1.14 Landschappelijke inpassing
Het optimaal op elkaar afstemmen van bebouwing en beplanting, rekening houdend met de ter plaatse voorkomende landschappelijke en cultuurhistorische waarden om zo te komen tot een landschappelijke inpassing van nieuwe bebouwing die recht doet aan de kwaliteit en de beleving van het landschap.

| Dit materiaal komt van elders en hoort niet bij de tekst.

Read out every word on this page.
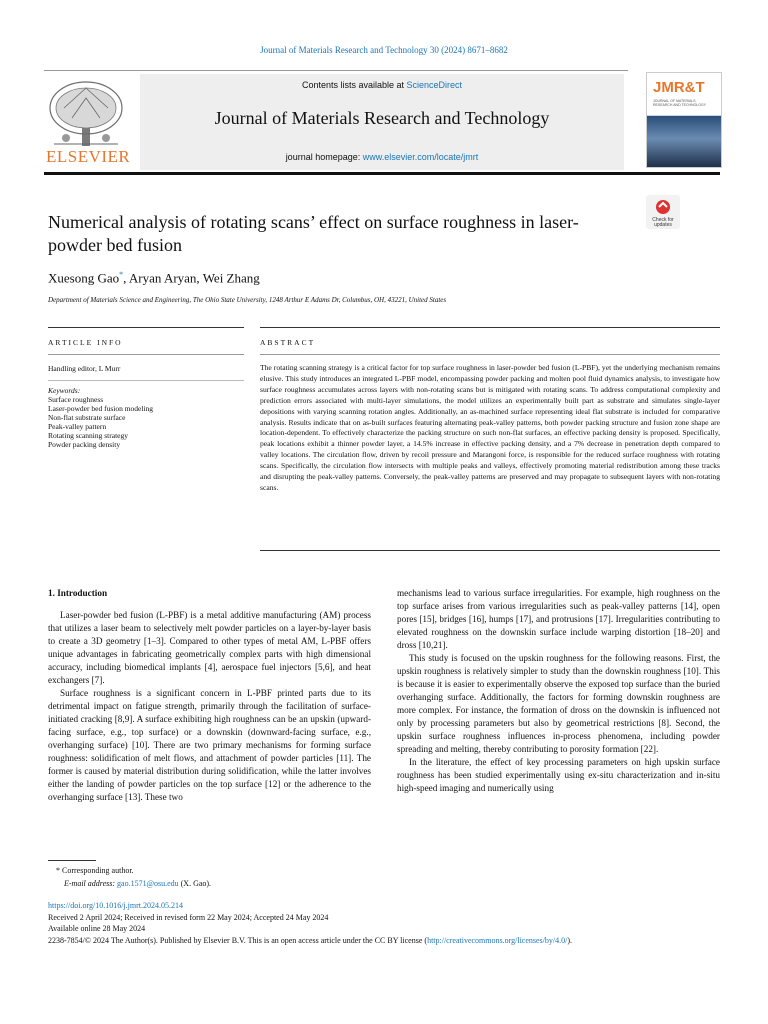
Journal of Materials Research and Technology 30 (2024) 8671–8682
ELSEVIER
Contents lists available at ScienceDirect
Journal of Materials Research and Technology
journal homepage: www.elsevier.com/locate/jmrt
JMR&T
JOURNAL OF MATERIALS RESEARCH AND TECHNOLOGY
Numerical analysis of rotating scans’ effect on surface roughness in laser-powder bed fusion
Check for
updates
Xuesong Gao*, Aryan Aryan, Wei Zhang
Department of Materials Science and Engineering, The Ohio State University, 1248 Arthur E Adams Dr, Columbus, OH, 43221, United States
ARTICLE INFO	ABSTRACT
Handling editor, L Murr
Keywords:
Surface roughness
Laser-powder bed fusion modeling
Non-flat substrate surface
Peak-valley pattern
Rotating scanning strategy
Powder packing density
The rotating scanning strategy is a critical factor for top surface roughness in laser-powder bed fusion (L-PBF), yet the underlying mechanism remains elusive. This study introduces an integrated L-PBF model, encompassing powder packing and molten pool fluid dynamics analysis, to investigate how surface roughness accumulates across layers with non-rotating scans but is mitigated with rotating scans. To address computational complexity and prediction errors associated with multi-layer simulations, the model utilizes an experimentally built part as substrate and simulates single-layer depositions with varying scanning rotation angles. Additionally, an as-machined surface representing ideal flat substrate is included for comparative analysis. Results indicate that on as-built surfaces featuring alternating peak-valley patterns, both powder packing structure and fusion zone shape are location-dependent. To effectively characterize the packing structure on such non-flat surfaces, an effective packing density is proposed. Specifically, peak locations exhibit a thinner powder layer, a 14.5% increase in effective packing density, and a 7% decrease in penetration depth compared to valley locations. The circulation flow, driven by recoil pressure and Marangoni force, is responsible for the reduced surface roughness with rotating scans. Specifically, the circulation flow intersects with multiple peaks and valleys, effectively promoting material redistribution among these tracks and disrupting the peak-valley patterns. Conversely, the peak-valley patterns are preserved and may propagate to subsequent layers with non-rotating scans.
1. Introduction

Laser-powder bed fusion (L-PBF) is a metal additive manufacturing (AM) process that utilizes a laser beam to selectively melt powder particles on a layer-by-layer basis to create a 3D geometry [1–3]. Compared to other types of metal AM, L-PBF offers unique advantages in fabricating geometrically complex parts with high dimensional accuracy, including biomedical implants [4], aerospace fuel injectors [5,6], and heat exchangers [7].

Surface roughness is a significant concern in L-PBF printed parts due to its detrimental impact on fatigue strength, primarily through the facilitation of surface-initiated cracking [8,9]. A surface exhibiting high roughness can be an upskin (upward-facing surface, e.g., top surface) or a downskin (downward-facing surface, e.g., overhanging surface) [10]. There are two primary mechanisms for forming surface roughness: solidification of melt flows, and attachment of powder particles [11]. The former is caused by material distribution during solidification, while the latter involves either the landing of powder particles on the top surface [12] or the adherence to the overhanging surface [13]. These two

mechanisms lead to various surface irregularities. For example, high roughness on the top surface arises from various irregularities such as peak-valley patterns [14], open pores [15], bridges [16], humps [17], and protrusions [17]. Irregularities contributing to elevated roughness on the downskin surface include warping distortion [18–20] and dross [10,21].

This study is focused on the upskin roughness for the following reasons. First, the upskin roughness is relatively simpler to study than the downskin roughness [10]. This is because it is easier to experimentally observe the exposed top surface than the buried overhanging surface. Additionally, the factors for forming downskin roughness are more complex. For instance, the formation of dross on the downskin is influenced not only by processing parameters but also by geometrical restrictions [8]. Second, the upskin surface roughness influences in-process phenomena, including powder spreading and melting, thereby contributing to porosity formation [22].

In the literature, the effect of key processing parameters on high upskin surface roughness has been studied experimentally using ex-situ characterization and in-situ high-speed imaging and numerically using

* Corresponding author.
E-mail address: gao.1571@osu.edu (X. Gao).
https://doi.org/10.1016/j.jmrt.2024.05.214
Received 2 April 2024; Received in revised form 22 May 2024; Accepted 24 May 2024
Available online 28 May 2024
2238-7854/© 2024 The Author(s). Published by Elsevier B.V. This is an open access article under the CC BY license (http://creativecommons.org/licenses/by/4.0/).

1.15 Landschappelijke waarde
De aan een gebied toegekende waarde, gekenmerkt door het waarneembare deel van het aardoppervlak, die wordt bepaald door de onderlinge samenhang en beïnvloeding van de levende en niet-levende natuur.
1.16 Landschapselement
Groenelementen met landschappelijke waarden die bepalend zijn voor het om liggende landschap en in hoofdzaak bestaan uit met name inheemse beplanting in de vorm van struiken, bomen en kruidenlaag.
1.17 Tuin
Niet bebouwd perceel, of een gedeelte daarvan, dat direct is gelegen bij een gebouw en dat in feitelijk opzicht is ingericht ten dienste van het gebruik van dat gebouw.
1.18 Voorgevel
De naar de weg en/of fiets- en voetpad gekeerde gevel van een gebouw of, indien het een gebouw betreft met meer dan één naar de weg gekeerde gevel, de gevel die kennelijk als zodanig dient te worden aangemerkt.
1.19 Voorgevellijn
Denkbeeldige lijn die strak langs de voorgevel van een hoofdgebouw wordt getrokken tot aan de zijdelingse perceelsgrenzen.
1.20 Water
Het oppervlakte aan water zoals sloten, greppels, (infiltratie)vijvers, kanalen, beken en andere waterlopen, ook als deze incidenteel of structureel droogvallen.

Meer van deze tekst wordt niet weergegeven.